The service also means that companies don’t have to worry about hosting large amounts of data on their own infrastructure.

There aren’t a lot of details available yet, but Bedrock is geared toward large customers building “enterprise-scale” AI apps, which is a bit different from Microsoft’s approach mentioned earlier with Azure OpenAI Service, which is for customers large and small.

Some of the models hosted on Bedrock include a multilingual translation model, a conversational and text-processing model, and a text-to-image model.

Consulting and insight companies Accenture, Deloitte, Infosys, and Slalom are early partners.

More time will be needed to see how this takes off, but at least one of Amazon’s recent moves suggests that it may currently be falling behind Microsoft in one area, or at the very least, that it’s not as far along as it would like to be.

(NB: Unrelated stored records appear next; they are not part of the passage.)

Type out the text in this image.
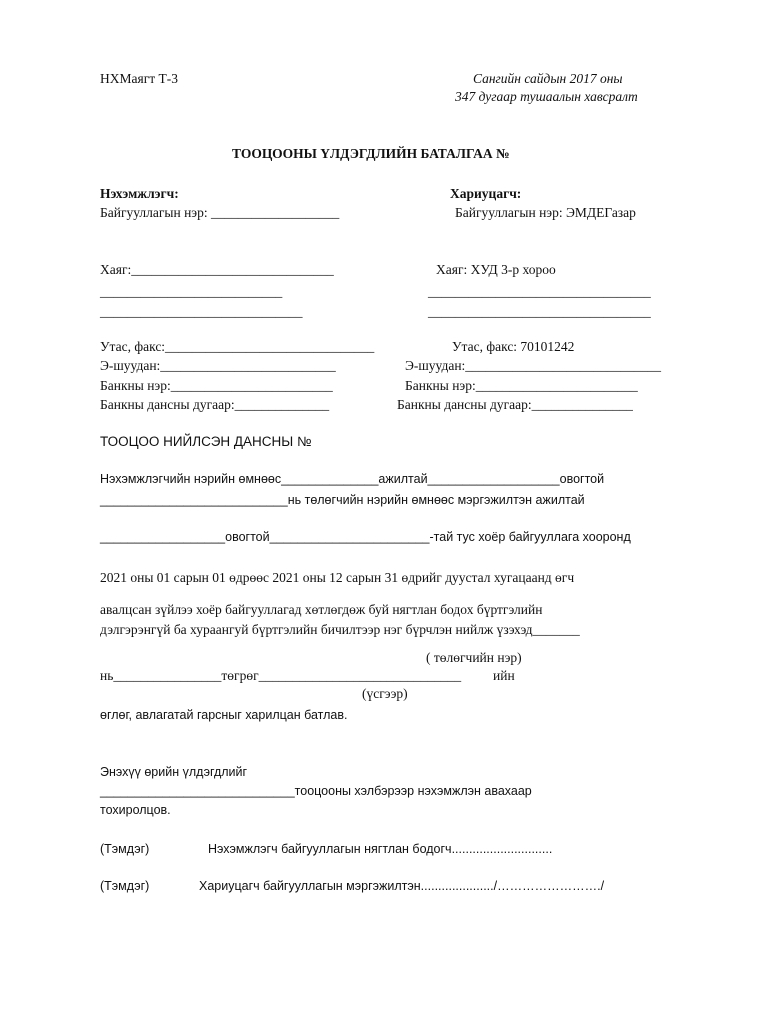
НХМаягт Т-3	Сангийн сайдын 2017 оны
347 дугаар тушаалын хавсралт
ТООЦООНЫ ҮЛДЭГДЛИЙН БАТАЛГАА №
Нэхэмжлэгч:	Хариуцагч:
Байгууллагын нэр: ___________________	Байгууллагын нэр: ЭМДЕГазар
Хаяг:______________________________	Хаяг: ХУД 3-р хороо
___________________________	_________________________________
______________________________	_________________________________
Утас, факс:_______________________________	Утас, факс: 70101242
Э-шуудан:__________________________	Э-шуудан:_____________________________
Банкны нэр:________________________	Банкны нэр:________________________
Банкны дансны дугаар:______________	Банкны дансны дугаар:_______________
ТООЦОО НИЙЛСЭН ДАНСНЫ №
Нэхэмжлэгчийн нэрийн өмнөөс______________ажилтай___________________овогтой
___________________________нь төлөгчийн нэрийн өмнөөс мэргэжилтэн ажилтай
__________________овогтой_______________________-тай тус хоёр байгууллага хооронд
2021 оны 01 сарын 01 өдрөөс 2021 оны 12 сарын 31 өдрийг дуустал хугацаанд өгч
авалцсан зүйлээ хоёр байгууллагад хөтлөгдөж буй нягтлан бодох бүртгэлийн
дэлгэрэнгүй ба хураангуй бүртгэлийн бичилтээр нэг бүрчлэн нийлж үзэхэд_______
( төлөгчийн нэр)
нь________________төгрөг______________________________ ийн
(үсгээр)
өглөг, авлагатай гарсныг харилцан батлав.
Энэхүү өрийн үлдэгдлийг
____________________________тооцооны хэлбэрээр нэхэмжлэн авахаар
тохиролцов.
(Тэмдэг)	Нэхэмжлэгч байгууллагын нягтлан бодогч.............................
(Тэмдэг)	Хариуцагч байгууллагын мэргэжилтэн...................../……………………./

It recently made its AI-powered code-generating service free of charge for developers and without any usage restrictions, which is a sign that it hasn’t seen developers use it to the extent Amazon had hoped.

Its rival, GitHub Copilot (owned by Microsoft), a cloud-based AI tool for coding, had over a million users in January. GitHub Copilot charges $10 per month for individuals and $19 per user per month for a business account.


Signals Say Avoid

Amazon was stopped out in our system in January 2022 and is currently in the Red Zone, meaning it is not considered to be in a healthy investable state.

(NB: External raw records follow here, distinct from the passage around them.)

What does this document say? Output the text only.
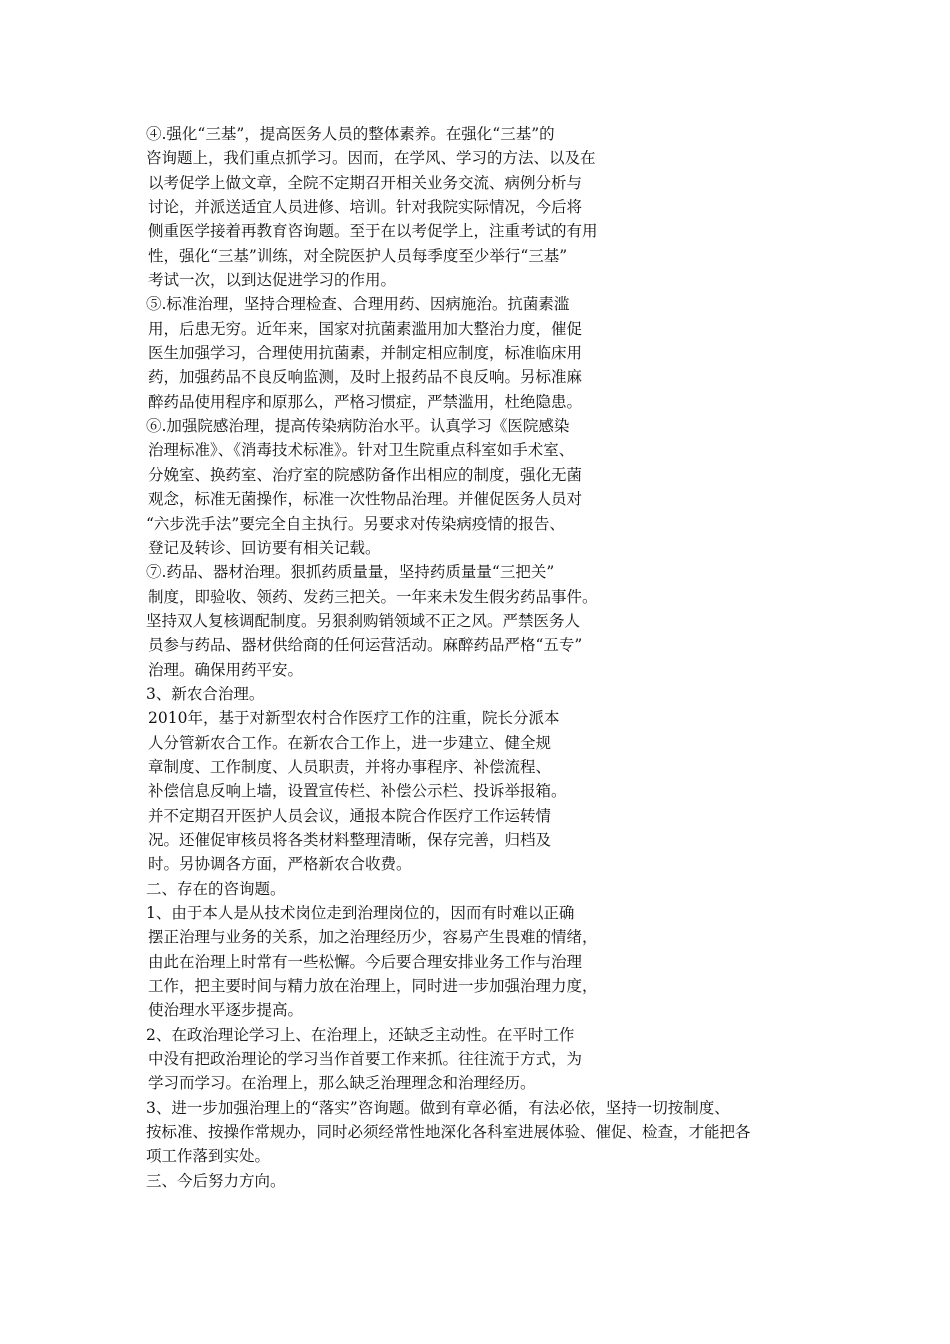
④.强化“三基”，提高医务人员的整体素养。在强化“三基”的
咨询题上，我们重点抓学习。因而，在学风、学习的方法、以及在
以考促学上做文章，全院不定期召开相关业务交流、病例分析与
讨论，并派送适宜人员进修、培训。针对我院实际情况，今后将
侧重医学接着再教育咨询题。至于在以考促学上，注重考试的有用
性，强化“三基”训练，对全院医护人员每季度至少举行“三基”
考试一次，以到达促进学习的作用。
⑤.标准治理，坚持合理检查、合理用药、因病施治。抗菌素滥
用，后患无穷。近年来，国家对抗菌素滥用加大整治力度，催促
医生加强学习，合理使用抗菌素，并制定相应制度，标准临床用
药，加强药品不良反响监测，及时上报药品不良反响。另标准麻
醉药品使用程序和原那么，严格习惯症，严禁滥用，杜绝隐患。
⑥.加强院感治理，提高传染病防治水平。认真学习《医院感染
治理标准》、《消毒技术标准》。针对卫生院重点科室如手术室、
分娩室、换药室、治疗室的院感防备作出相应的制度，强化无菌
观念，标准无菌操作，标准一次性物品治理。并催促医务人员对
“六步洗手法”要完全自主执行。另要求对传染病疫情的报告、
登记及转诊、回访要有相关记载。
⑦.药品、器材治理。狠抓药质量量，坚持药质量量“三把关”
制度，即验收、领药、发药三把关。一年来未发生假劣药品事件。
坚持双人复核调配制度。另狠刹购销领域不正之风。严禁医务人
员参与药品、器材供给商的任何运营活动。麻醉药品严格“五专”
治理。确保用药平安。
3、新农合治理。
2010年，基于对新型农村合作医疗工作的注重，院长分派本
人分管新农合工作。在新农合工作上，进一步建立、健全规
章制度、工作制度、人员职责，并将办事程序、补偿流程、
补偿信息反响上墙，设置宣传栏、补偿公示栏、投诉举报箱。
并不定期召开医护人员会议，通报本院合作医疗工作运转情
况。还催促审核员将各类材料整理清晰，保存完善，归档及
时。另协调各方面，严格新农合收费。
二、存在的咨询题。
1、由于本人是从技术岗位走到治理岗位的，因而有时难以正确
摆正治理与业务的关系，加之治理经历少，容易产生畏难的情绪，
由此在治理上时常有一些松懈。今后要合理安排业务工作与治理
工作，把主要时间与精力放在治理上，同时进一步加强治理力度，
使治理水平逐步提高。
2、在政治理论学习上、在治理上，还缺乏主动性。在平时工作
中没有把政治理论的学习当作首要工作来抓。往往流于方式，为
学习而学习。在治理上，那么缺乏治理理念和治理经历。
3、进一步加强治理上的“落实”咨询题。做到有章必循，有法必依，坚持一切按制度、
按标准、按操作常规办，同时必须经常性地深化各科室进展体验、催促、检查，才能把各
项工作落到实处。
三、今后努力方向。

Its Business Quality Score is a 54, well below Microsoft’s 99.

In terms of what the Big Money is doing, there have only been three buy signals over the last 90 days compared to Microsoft’s seven:


Compared to Microsoft’s Fundamental score of 75.02% in Jason’s system, Amazon’s is much lower at 50.01%.

Jason says if he were looking to make money off of AI right now, he’d put MSFT at the top of his list.